HEREDITY AND GERMINAL CONTINUITY—MENDEL, GALTON, WEISMANN

It is a matter of common observation that in the living world like tends to produce like. The offspring of plants, as well as of animals, resembles the parent, and among all organisms endowed with mind, the mental as well as the physical qualities are inherited. This is a simple statement of the fact of heredity, but the scientific study of inheritance involves deep-seated biological questions that emerged late in the nineteenth century, and the subject is still in its infancy.

In investigating this question, we need first, if possible, to locate the bearers of hereditary qualities within the physical substance that connects one generation with the next; then, to study their behavior during the transmission of life in order to account for the inheritance of both maternal and paternal qualities; and, lastly, to determine whether or not transiently acquired characteristics are inherited.

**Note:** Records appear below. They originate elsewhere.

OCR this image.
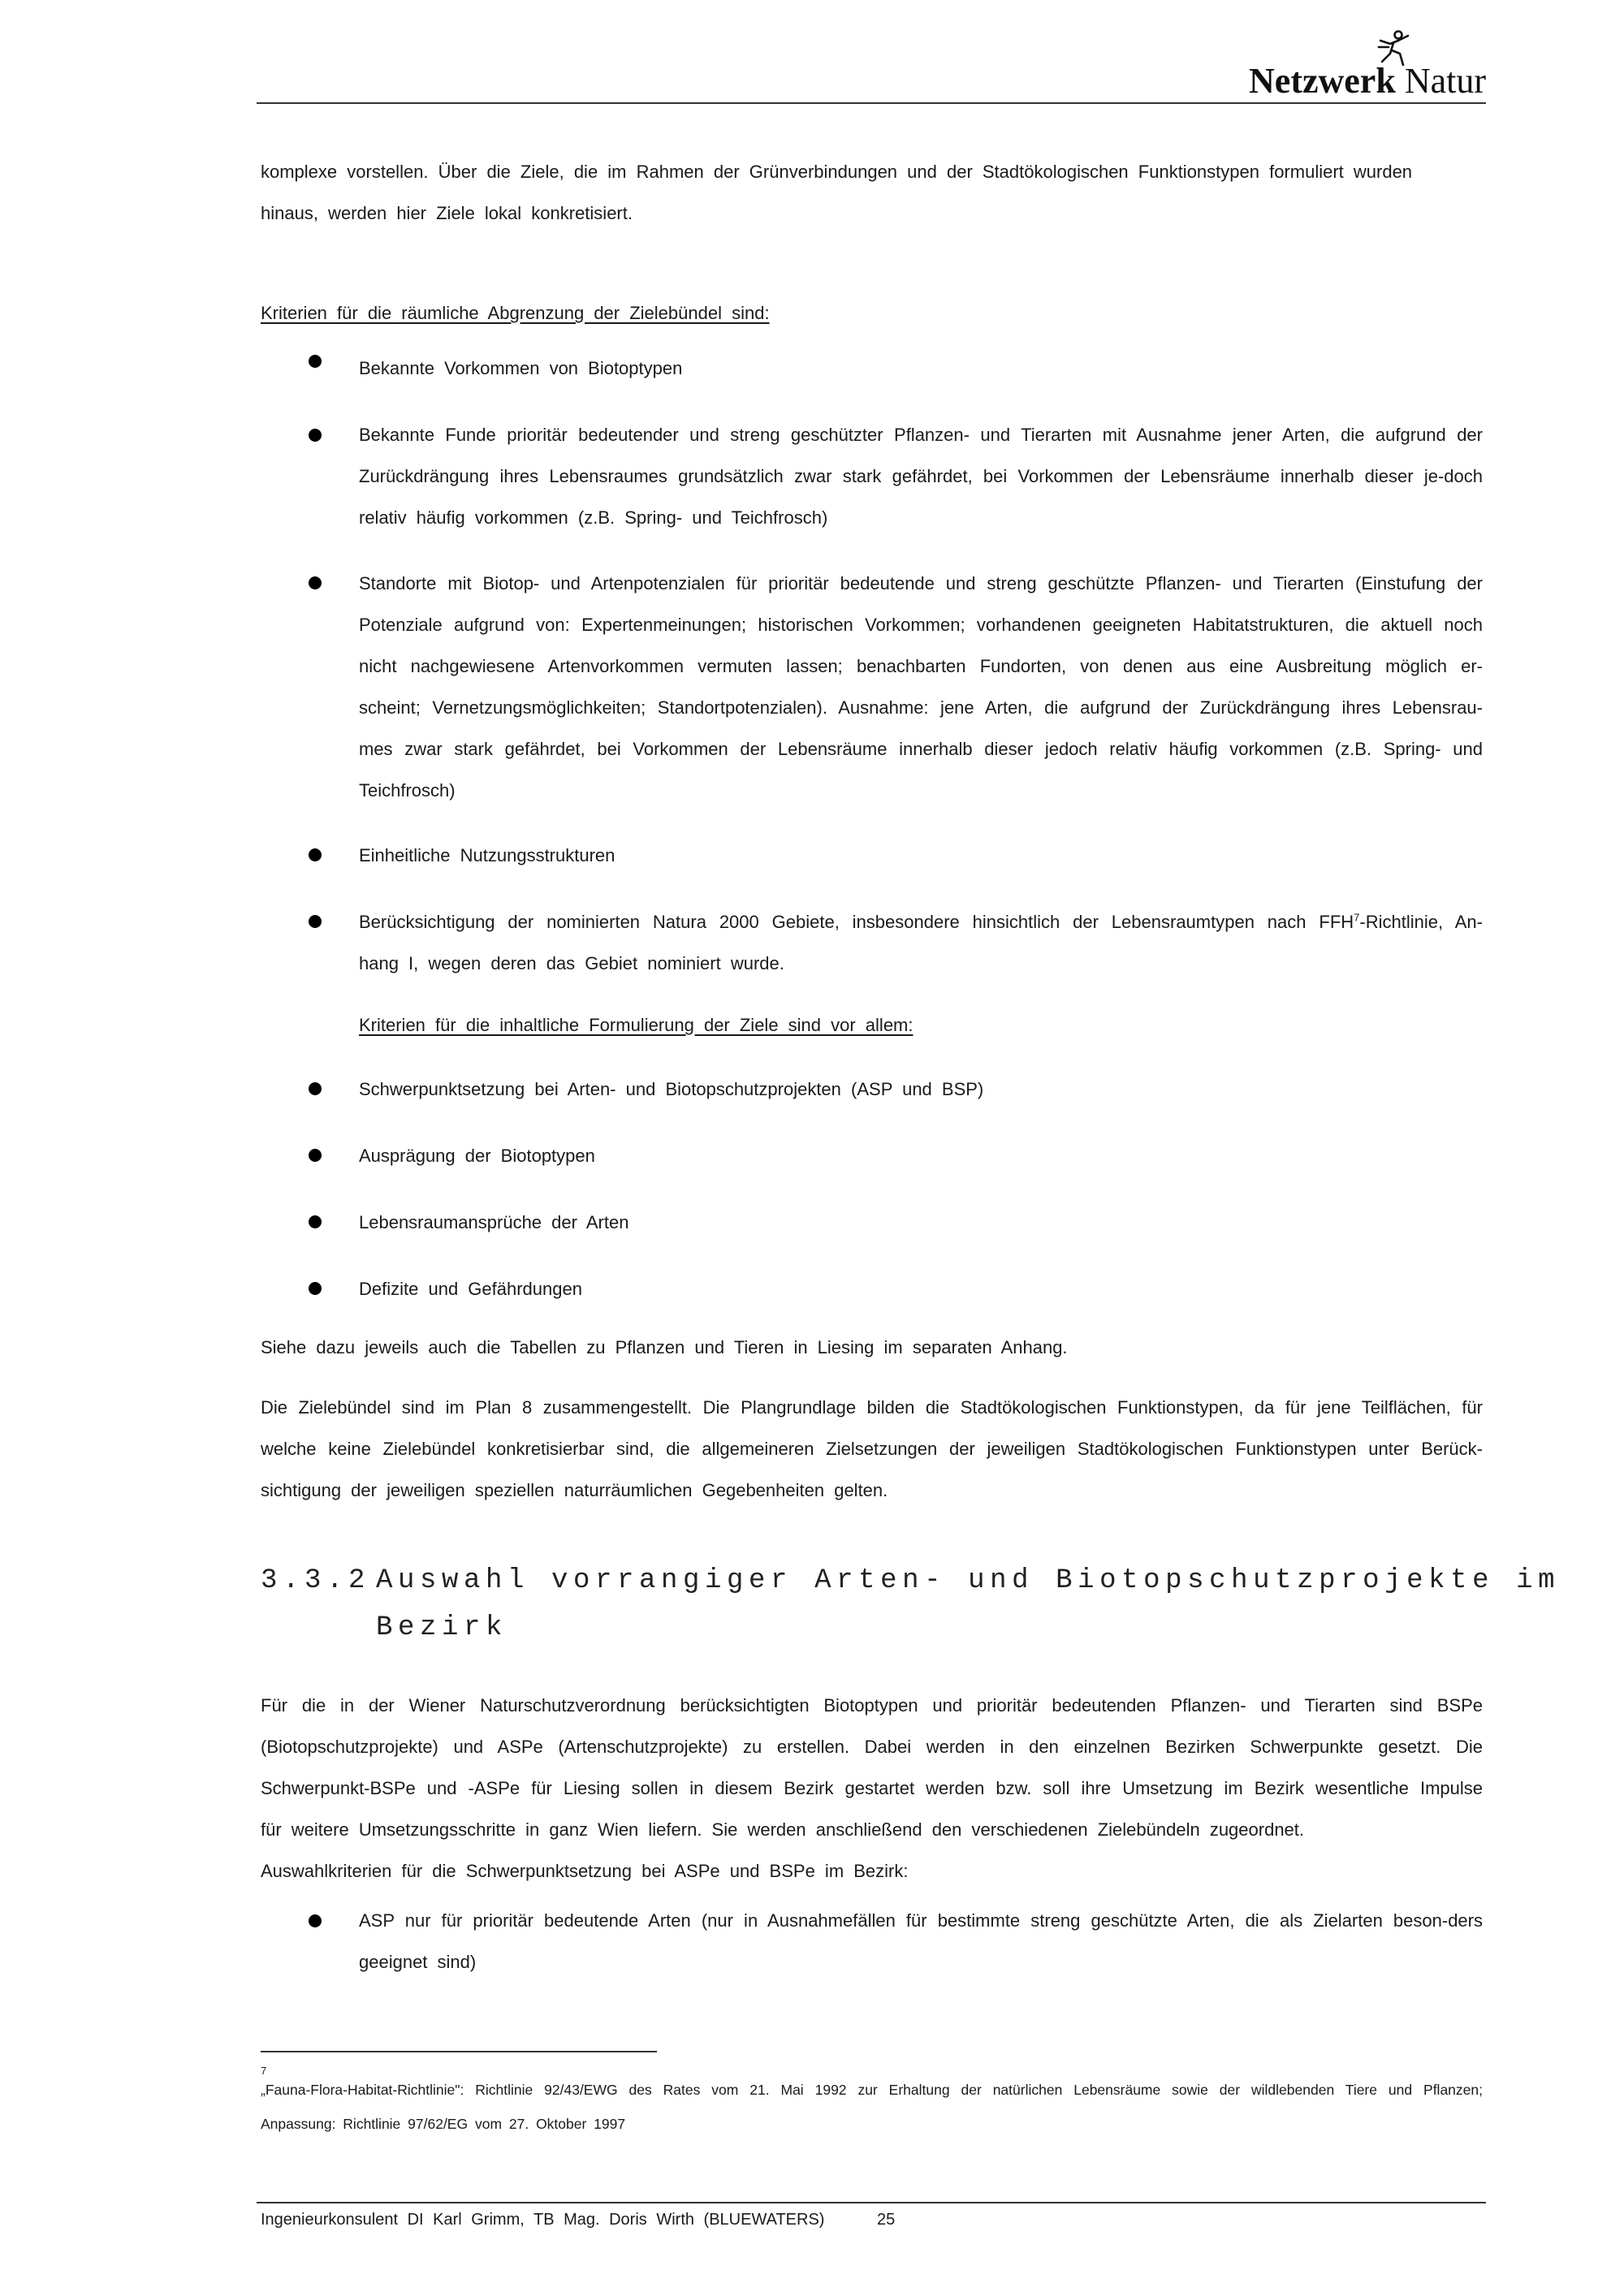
Netzwerk Natur
komplexe vorstellen. Über die Ziele, die im Rahmen der Grünverbindungen und der Stadtökologischen Funktionstypen formuliert wurden
hinaus, werden hier Ziele lokal konkretisiert.
Kriterien für die räumliche Abgrenzung der Zielebündel sind:
Bekannte Vorkommen von Biotoptypen
Bekannte Funde prioritär bedeutender und streng geschützter Pflanzen- und Tierarten mit Ausnahme jener Arten, die aufgrund der Zurückdrängung ihres Lebensraumes grundsätzlich zwar stark gefährdet, bei Vorkommen der Lebensräume innerhalb dieser je-doch relativ häufig vorkommen (z.B. Spring- und Teichfrosch)
Standorte mit Biotop- und Artenpotenzialen für prioritär bedeutende und streng geschützte Pflanzen- und Tierarten (Einstufung der Potenziale aufgrund von: Expertenmeinungen; historischen Vorkommen; vorhandenen geeigneten Habitatstrukturen, die aktuell noch nicht nachgewiesene Artenvorkommen vermuten lassen; benachbarten Fundorten, von denen aus eine Ausbreitung möglich er-scheint; Vernetzungsmöglichkeiten; Standortpotenzialen). Ausnahme: jene Arten, die aufgrund der Zurückdrängung ihres Lebensrau-mes zwar stark gefährdet, bei Vorkommen der Lebensräume innerhalb dieser jedoch relativ häufig vorkommen (z.B. Spring- und Teichfrosch)
Einheitliche Nutzungsstrukturen
Berücksichtigung der nominierten Natura 2000 Gebiete, insbesondere hinsichtlich der Lebensraumtypen nach FFH$^7$-Richtlinie, An-hang I, wegen deren das Gebiet nominiert wurde.
Kriterien für die inhaltliche Formulierung der Ziele sind vor allem:
Schwerpunktsetzung bei Arten- und Biotopschutzprojekten (ASP und BSP)
Ausprägung der Biotoptypen
Lebensraumansprüche der Arten
Defizite und Gefährdungen
Siehe dazu jeweils auch die Tabellen zu Pflanzen und Tieren in Liesing im separaten Anhang.
Die Zielebündel sind im Plan 8 zusammengestellt. Die Plangrundlage bilden die Stadtökologischen Funktionstypen, da für jene Teilflächen, für welche keine Zielebündel konkretisierbar sind, die allgemeineren Zielsetzungen der jeweiligen Stadtökologischen Funktionstypen unter Berück-sichtigung der jeweiligen speziellen naturräumlichen Gegebenheiten gelten.
3.3.2 Auswahl vorrangiger Arten- und Biotopschutzprojekte im
Bezirk
Für die in der Wiener Naturschutzverordnung berücksichtigten Biotoptypen und prioritär bedeutenden Pflanzen- und Tierarten sind BSPe (Biotopschutzprojekte) und ASPe (Artenschutzprojekte) zu erstellen. Dabei werden in den einzelnen Bezirken Schwerpunkte gesetzt. Die Schwerpunkt-BSPe und -ASPe für Liesing sollen in diesem Bezirk gestartet werden bzw. soll ihre Umsetzung im Bezirk wesentliche Impulse für weitere Umsetzungsschritte in ganz Wien liefern. Sie werden anschließend den verschiedenen Zielebündeln zugeordnet.
Auswahlkriterien für die Schwerpunktsetzung bei ASPe und BSPe im Bezirk:
ASP nur für prioritär bedeutende Arten (nur in Ausnahmefällen für bestimmte streng geschützte Arten, die als Zielarten beson-ders geeignet sind)
7
„Fauna-Flora-Habitat-Richtlinie": Richtlinie 92/43/EWG des Rates vom 21. Mai 1992 zur Erhaltung der natürlichen Lebensräume sowie der wildlebenden Tiere und Pflanzen; Anpassung: Richtlinie 97/62/EG vom 27. Oktober 1997
Ingenieurkonsulent DI Karl Grimm, TB Mag. Doris Wirth (BLUEWATERS)	25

Hereditary Qualities in the Germinal Elements.—When we take into consideration the fact established for all animals and plants (setting aside cases of budding and the division of unicellular organisms), that the only substance that passes from one generation to another is the egg and the sperm in animals, and their representatives in plants, we see that the first question is narrowed to these bodies. If all hereditary qualities are carried in the egg and the sperm—as it seems they must be—then it follows that these germinal elements, although microscopic in size, have a very complex organization. The discovery of this organization must depend upon microscopic examination. Knowledge regarding the physical basis of heredity has been greatly advanced by critical studies of cells under the microscope and by the application of experimental methods, while other phases of the problems of inheritance have been elucidated by the analysis of statistics regarding hereditary transmissions. The whole question, however, is so recent that a clear formulation of the direction of the main currents of progress will be more helpful than any attempt to estimate critically the underlying principles.

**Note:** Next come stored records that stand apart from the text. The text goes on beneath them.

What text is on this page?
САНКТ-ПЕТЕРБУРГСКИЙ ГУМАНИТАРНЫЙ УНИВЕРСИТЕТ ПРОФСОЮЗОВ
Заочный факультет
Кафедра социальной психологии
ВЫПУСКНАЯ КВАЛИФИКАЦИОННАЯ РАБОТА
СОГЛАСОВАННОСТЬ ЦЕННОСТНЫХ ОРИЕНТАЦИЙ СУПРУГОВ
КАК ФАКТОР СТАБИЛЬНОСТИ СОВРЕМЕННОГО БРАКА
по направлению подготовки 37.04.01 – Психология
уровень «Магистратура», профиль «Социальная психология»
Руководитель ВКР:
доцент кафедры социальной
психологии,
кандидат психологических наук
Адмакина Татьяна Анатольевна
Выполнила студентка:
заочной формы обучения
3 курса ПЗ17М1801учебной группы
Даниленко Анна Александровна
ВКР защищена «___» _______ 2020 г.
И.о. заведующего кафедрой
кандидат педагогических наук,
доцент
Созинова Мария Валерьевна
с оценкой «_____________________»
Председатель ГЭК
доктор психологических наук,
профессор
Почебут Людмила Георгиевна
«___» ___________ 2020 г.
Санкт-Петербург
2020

Early Theories.—There were speculations regarding the nature of inheritance in ancient and mediæval times. To mention any of them prior to the eighteenth century would serve no useful purpose, since they were vague and did not form the foundation upon which the modern theories were built. The controversies over pre-formation and epigenesis (see Chapter X) of the eighteenth century embodied some ideas that have been revived. The recent conclusion that there is in the germinal elements an inherited organization of great complexity which conditions inheritance seems, at first, to be a return to the doctrine of pre-formation, but closer examination shows that there is merely a general resemblance between the ideas expressed by Haller, Bonnet, and philosophers of their time and those current at the present time. Inherited organization, as now understood, is founded on the idea of germinal continuity and is vastly different from the old theory of pre-formation. The meaning of epigenesis, as expressed by Wolff, has also been modified to include the conception of pre-localization of hereditary qualities within particular parts of the egg. It has come now to mean that development is a process of differentiation of certain qualities already laid down in the germinal elements.